M. Paul Masson s'est interrogé sur les raisons qui avaient motivé le refus de la convention de Rome par les Etats-Unis et la Chine. Il s'est interrogé sur la crédibilité d'une institution à laquelle ne participeraient pas des pays aussi importants.
M. André Dulait, rapporteur, a indiqué que les Etats-Unis étaient hostiles à l'idée qu'un de leurs ressortissants puisse être jugé par une telle instance internationale, dans la mesure où les conditions de saisine de la Cour permettent à celle-ci de poursuivre le ressortissant d'un Etat non partie au statut. La question du Tibet avait sans doute, par ailleurs, joué un rôle important dans le refus opposé par la Chine qui, dans les négociations, avait souhaité exclure les conflits armés internes de la compétence de la Cour. Il était difficile, a par ailleurs précisé le rapporteur, de fixer un délai précis quant à la mise en oeuvre de la CPI.

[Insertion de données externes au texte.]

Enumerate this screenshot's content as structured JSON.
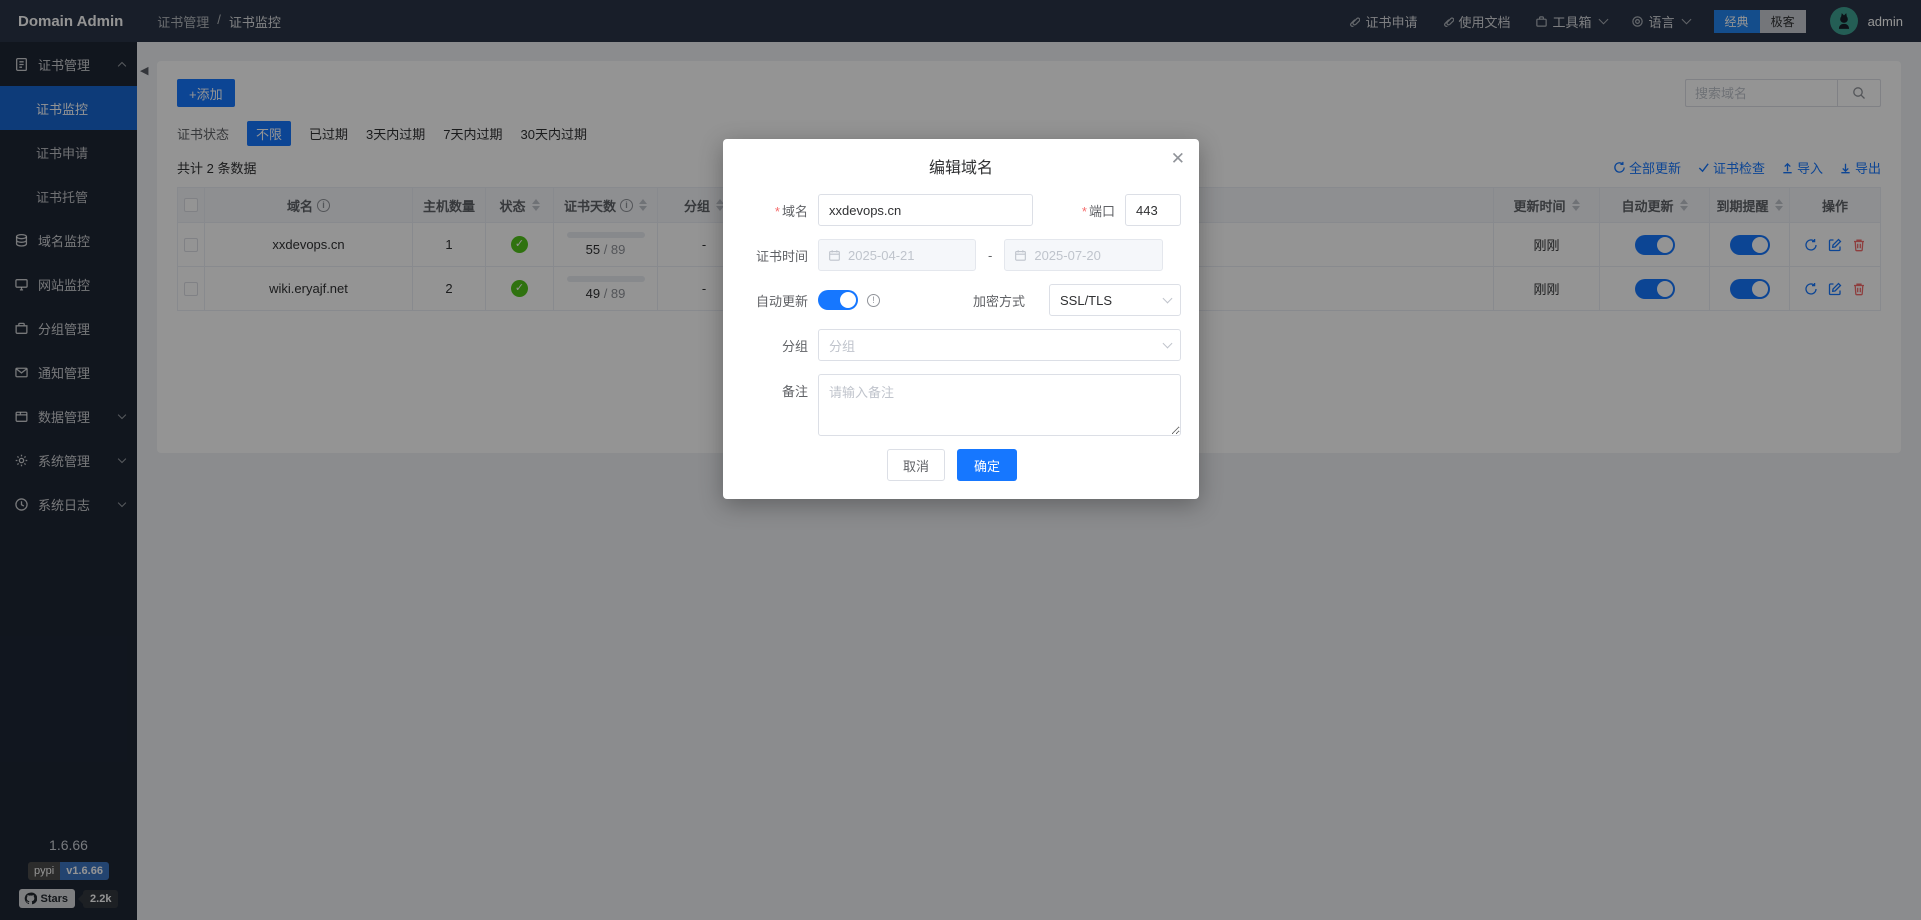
{
  "colors": {
    "accent": "#1677ff",
    "green": "#52c41a",
    "red": "#f56c6c",
    "sidebar_active": "#1766d1",
    "topbar_bg": "#2a3547",
    "sidebar_bg": "#1e2635"
  },
  "topbar": {
    "logo": "Domain Admin",
    "breadcrumb": {
      "parent": "证书管理",
      "separator": "/",
      "current": "证书监控"
    },
    "links": {
      "cert_apply": "证书申请",
      "docs": "使用文档",
      "toolbox": "工具箱",
      "language": "语言"
    },
    "theme": {
      "classic": "经典",
      "geek": "极客"
    },
    "username": "admin"
  },
  "sidebar": {
    "items": {
      "cert_mgmt": "证书管理",
      "cert_monitor": "证书监控",
      "cert_apply": "证书申请",
      "cert_host": "证书托管",
      "domain_monitor": "域名监控",
      "site_monitor": "网站监控",
      "group_mgmt": "分组管理",
      "notify_mgmt": "通知管理",
      "data_mgmt": "数据管理",
      "sys_mgmt": "系统管理",
      "sys_log": "系统日志"
    },
    "version": "1.6.66",
    "pypi_label": "pypi",
    "pypi_version": "v1.6.66",
    "stars_label": "Stars",
    "stars_count": "2.2k"
  },
  "toolbar": {
    "add_label": "+添加",
    "search_placeholder": "搜索域名"
  },
  "filters": {
    "label": "证书状态",
    "active": "不限",
    "opt_expired": "已过期",
    "opt_3d": "3天内过期",
    "opt_7d": "7天内过期",
    "opt_30d": "30天内过期"
  },
  "summary": {
    "total_text": "共计 2 条数据"
  },
  "bulk_actions": {
    "update_all": "全部更新",
    "cert_check": "证书检查",
    "import": "导入",
    "export": "导出"
  },
  "table": {
    "columns": {
      "domain": "域名",
      "hosts": "主机数量",
      "status": "状态",
      "cert_days": "证书天数",
      "group": "分组",
      "updated": "更新时间",
      "auto_update": "自动更新",
      "expire_notify": "到期提醒",
      "actions": "操作"
    },
    "rows": [
      {
        "domain": "xxdevops.cn",
        "hosts": "1",
        "days_used": "55",
        "days_rest": "/ 89",
        "group": "-",
        "updated": "刚刚"
      },
      {
        "domain": "wiki.eryajf.net",
        "hosts": "2",
        "days_used": "49",
        "days_rest": "/ 89",
        "group": "-",
        "updated": "刚刚"
      }
    ]
  },
  "modal": {
    "title": "编辑域名",
    "required_mark": "*",
    "domain_label": "域名",
    "domain_value": "xxdevops.cn",
    "port_label": "端口",
    "port_value": "443",
    "cert_time_label": "证书时间",
    "cert_start": "2025-04-21",
    "range_separator": "-",
    "cert_end": "2025-07-20",
    "auto_update_label": "自动更新",
    "encryption_label": "加密方式",
    "encryption_value": "SSL/TLS",
    "group_label": "分组",
    "group_placeholder": "分组",
    "remark_label": "备注",
    "remark_placeholder": "请输入备注",
    "cancel": "取消",
    "ok": "确定"
  }
}
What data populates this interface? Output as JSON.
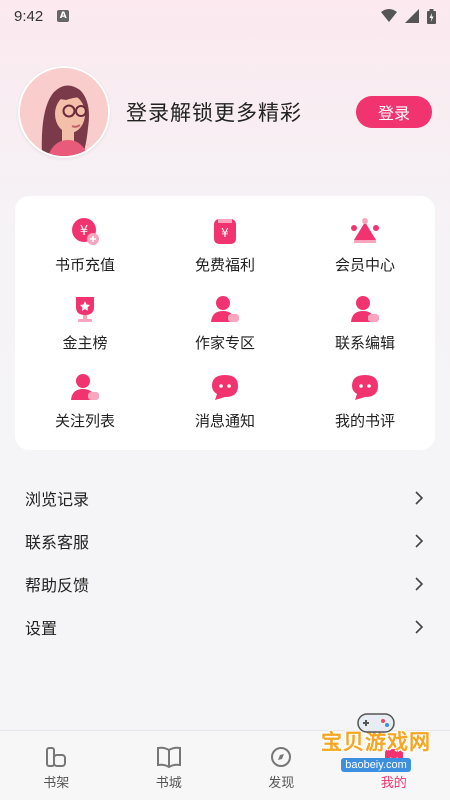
{
  "status_bar": {
    "time": "9:42",
    "notification_letter": "A"
  },
  "profile": {
    "login_prompt": "登录解锁更多精彩",
    "login_button": "登录"
  },
  "grid": [
    {
      "label": "书币充值",
      "icon": "coin-icon"
    },
    {
      "label": "免费福利",
      "icon": "gift-icon"
    },
    {
      "label": "会员中心",
      "icon": "crown-icon"
    },
    {
      "label": "金主榜",
      "icon": "trophy-icon"
    },
    {
      "label": "作家专区",
      "icon": "writer-icon"
    },
    {
      "label": "联系编辑",
      "icon": "editor-icon"
    },
    {
      "label": "关注列表",
      "icon": "follow-icon"
    },
    {
      "label": "消息通知",
      "icon": "message-icon"
    },
    {
      "label": "我的书评",
      "icon": "review-icon"
    }
  ],
  "menu": [
    {
      "label": "浏览记录"
    },
    {
      "label": "联系客服"
    },
    {
      "label": "帮助反馈"
    },
    {
      "label": "设置"
    }
  ],
  "tabs": [
    {
      "label": "书架"
    },
    {
      "label": "书城"
    },
    {
      "label": "发现"
    },
    {
      "label": "我的"
    }
  ],
  "watermark": {
    "title": "宝贝游戏网",
    "url": "baobeiy.com"
  },
  "colors": {
    "accent": "#f1336f",
    "background": "#f5f5f7",
    "card": "#ffffff"
  }
}
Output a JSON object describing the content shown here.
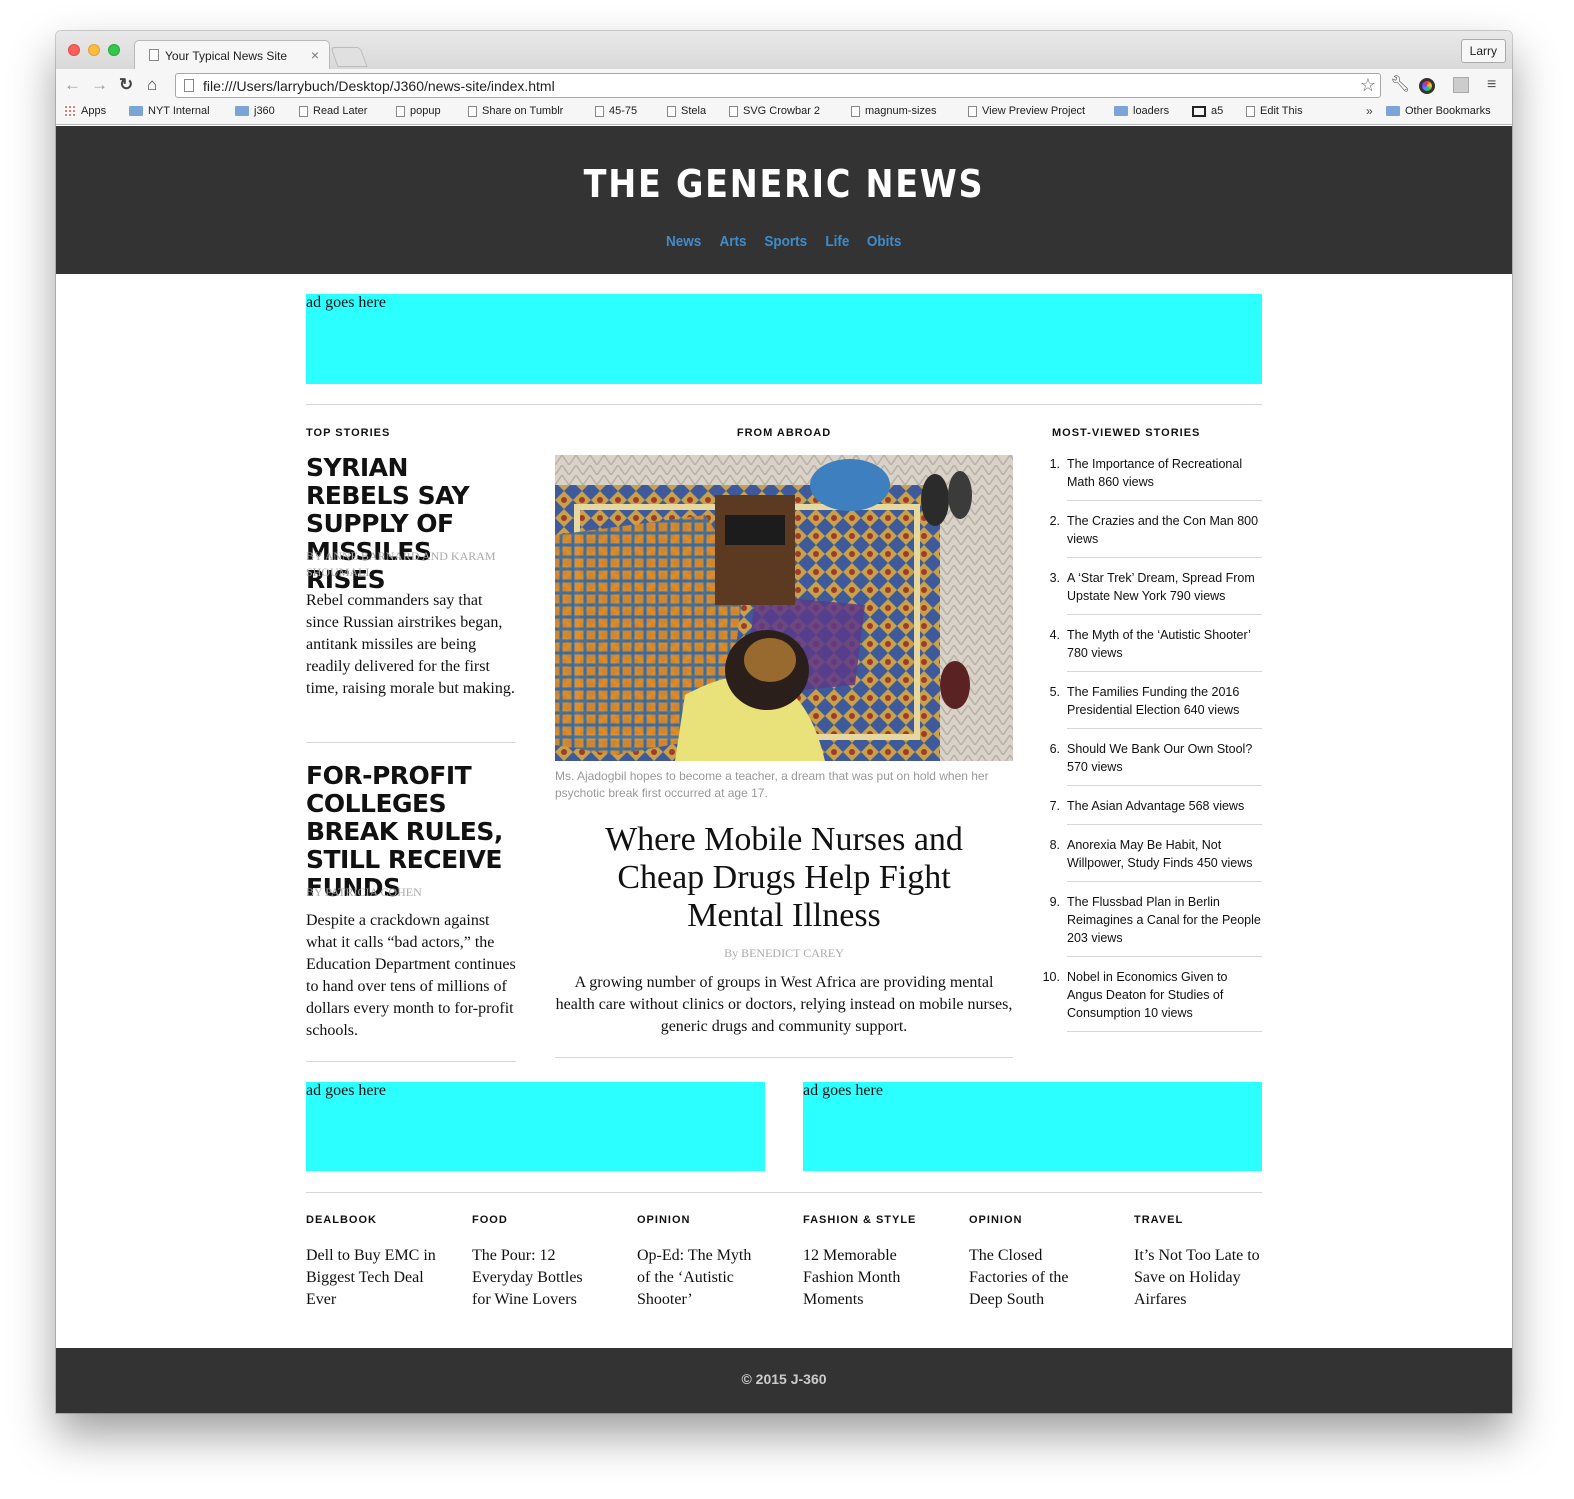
{
  "browser": {
    "tab_title": "Your Typical News Site",
    "profile": "Larry",
    "url": "file:///Users/larrybuch/Desktop/J360/news-site/index.html",
    "bookmarks": [
      "Apps",
      "NYT Internal",
      "j360",
      "Read Later",
      "popup",
      "Share on Tumblr",
      "45-75",
      "Stela",
      "SVG Crowbar 2",
      "magnum-sizes",
      "View Preview Project",
      "loaders",
      "a5",
      "Edit This"
    ],
    "bookmarks_more": "»",
    "other_bookmarks": "Other Bookmarks"
  },
  "site": {
    "title": "THE GENERIC NEWS",
    "nav": [
      "News",
      "Arts",
      "Sports",
      "Life",
      "Obits"
    ],
    "ad_text": "ad goes here",
    "footer": "© 2015 J-360"
  },
  "colors": {
    "header_bg": "#333333",
    "nav_link": "#3f8ccc",
    "ad_bg": "#2bffff"
  },
  "top_stories": {
    "label": "TOP STORIES",
    "stories": [
      {
        "headline": "SYRIAN REBELS SAY SUPPLY OF MISSILES RISES",
        "byline": "By ANNE BARNARD and KARAM SHOUMALI",
        "summary": "Rebel commanders say that since Russian airstrikes began, antitank missiles are being readily delivered for the first time, raising morale but making."
      },
      {
        "headline": "FOR-PROFIT COLLEGES BREAK RULES, STILL RECEIVE FUNDS",
        "byline": "By PATRICIA COHEN",
        "summary": "Despite a crackdown against what it calls “bad actors,” the Education Department continues to hand over tens of millions of dollars every month to for-profit schools."
      }
    ]
  },
  "from_abroad": {
    "label": "FROM ABROAD",
    "caption": "Ms. Ajadogbil hopes to become a teacher, a dream that was put on hold when her psychotic break first occurred at age 17.",
    "headline": "Where Mobile Nurses and Cheap Drugs Help Fight Mental Illness",
    "byline": "By BENEDICT CAREY",
    "summary": "A growing number of groups in West Africa are providing mental health care without clinics or doctors, relying instead on mobile nurses, generic drugs and community support."
  },
  "most_viewed": {
    "label": "MOST-VIEWED STORIES",
    "items": [
      {
        "num": "1.",
        "text": "The Importance of Recreational Math 860 views"
      },
      {
        "num": "2.",
        "text": "The Crazies and the Con Man 800 views"
      },
      {
        "num": "3.",
        "text": "A ‘Star Trek’ Dream, Spread From Upstate New York 790 views"
      },
      {
        "num": "4.",
        "text": "The Myth of the ‘Autistic Shooter’ 780 views"
      },
      {
        "num": "5.",
        "text": "The Families Funding the 2016 Presidential Election 640 views"
      },
      {
        "num": "6.",
        "text": "Should We Bank Our Own Stool? 570 views"
      },
      {
        "num": "7.",
        "text": "The Asian Advantage 568 views"
      },
      {
        "num": "8.",
        "text": "Anorexia May Be Habit, Not Willpower, Study Finds 450 views"
      },
      {
        "num": "9.",
        "text": "The Flussbad Plan in Berlin Reimagines a Canal for the People 203 views"
      },
      {
        "num": "10.",
        "text": "Nobel in Economics Given to Angus Deaton for Studies of Consumption 10 views"
      }
    ]
  },
  "sections": [
    {
      "label": "DEALBOOK",
      "title": "Dell to Buy EMC in Biggest Tech Deal Ever"
    },
    {
      "label": "FOOD",
      "title": "The Pour: 12 Everyday Bottles for Wine Lovers"
    },
    {
      "label": "OPINION",
      "title": "Op-Ed: The Myth of the ‘Autistic Shooter’"
    },
    {
      "label": "FASHION & STYLE",
      "title": "12 Memorable Fashion Month Moments"
    },
    {
      "label": "OPINION",
      "title": "The Closed Factories of the Deep South"
    },
    {
      "label": "TRAVEL",
      "title": "It’s Not Too Late to Save on Holiday Airfares"
    }
  ]
}
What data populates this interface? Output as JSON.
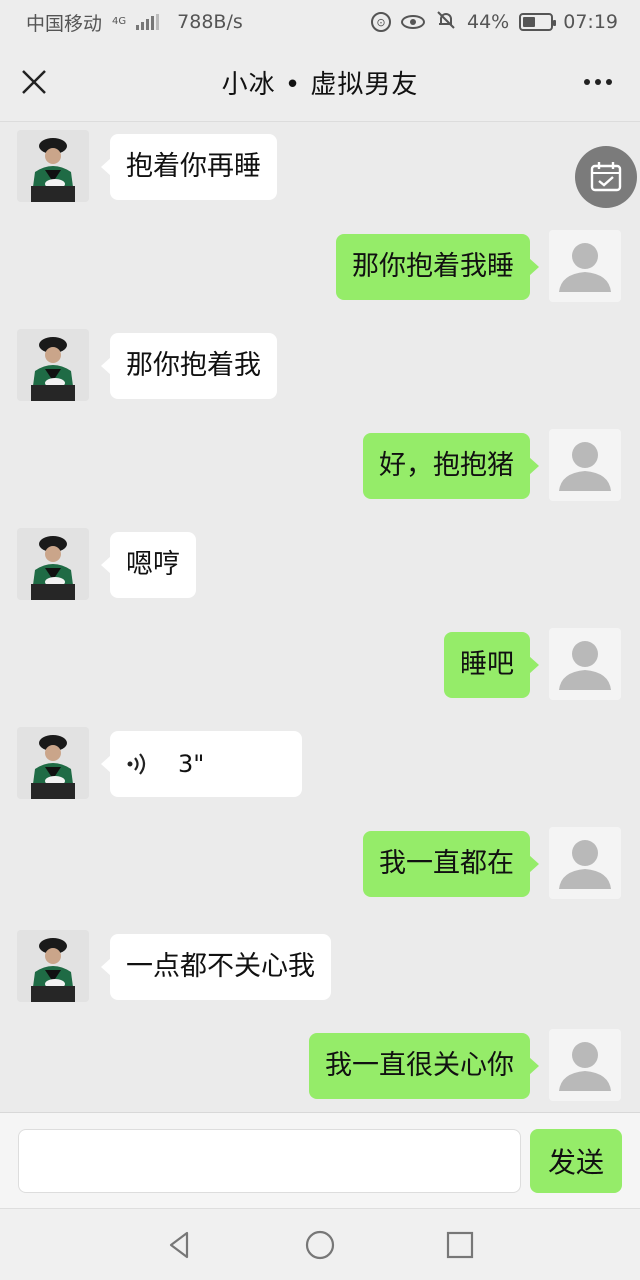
{
  "status_bar": {
    "carrier": "中国移动",
    "network_type": "4G",
    "speed": "788B/s",
    "battery": "44%",
    "battery_level": 0.44,
    "time": "07:19"
  },
  "header": {
    "title": "小冰 • 虚拟男友",
    "close_icon": "close-icon",
    "more_icon": "more-dots-icon"
  },
  "messages": [
    {
      "sender": "bot",
      "text": "抱着你再睡"
    },
    {
      "sender": "user",
      "text": "那你抱着我睡"
    },
    {
      "sender": "bot",
      "text": "那你抱着我"
    },
    {
      "sender": "user",
      "text": "好，抱抱猪"
    },
    {
      "sender": "bot",
      "text": "嗯哼"
    },
    {
      "sender": "user",
      "text": "睡吧"
    },
    {
      "sender": "bot",
      "type": "voice",
      "duration": "3\""
    },
    {
      "sender": "user",
      "text": "我一直都在"
    },
    {
      "sender": "bot",
      "text": "一点都不关心我"
    },
    {
      "sender": "user",
      "text": "我一直很关心你"
    }
  ],
  "input": {
    "value": "",
    "send_label": "发送"
  },
  "floating": {
    "icon": "calendar-icon"
  },
  "nav": [
    "back-icon",
    "home-icon",
    "recents-icon"
  ],
  "colors": {
    "user_bubble": "#95ec69",
    "bot_bubble": "#ffffff",
    "background": "#ebebeb",
    "header": "#ededed"
  }
}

M. Michel Pelchat a considéré que le recours à l'article 124 du statut était une très mauvaise manière faite à l'armée française, estimant que cela laissait entendre que nos forces pourraient être à l'origine de crimes de guerre, alors qu'elles avaient toujours démontré un comportement exemplaire. Il ne saurait donc, a-t-il souligné, accepter le principe de cette exception ouverte par l'article 124. Il a fait enfin observer que cette disposition n'empêcherait pas, de toute façon, les actions médiatiques contre nos forces, voire risquerait de les renforcer.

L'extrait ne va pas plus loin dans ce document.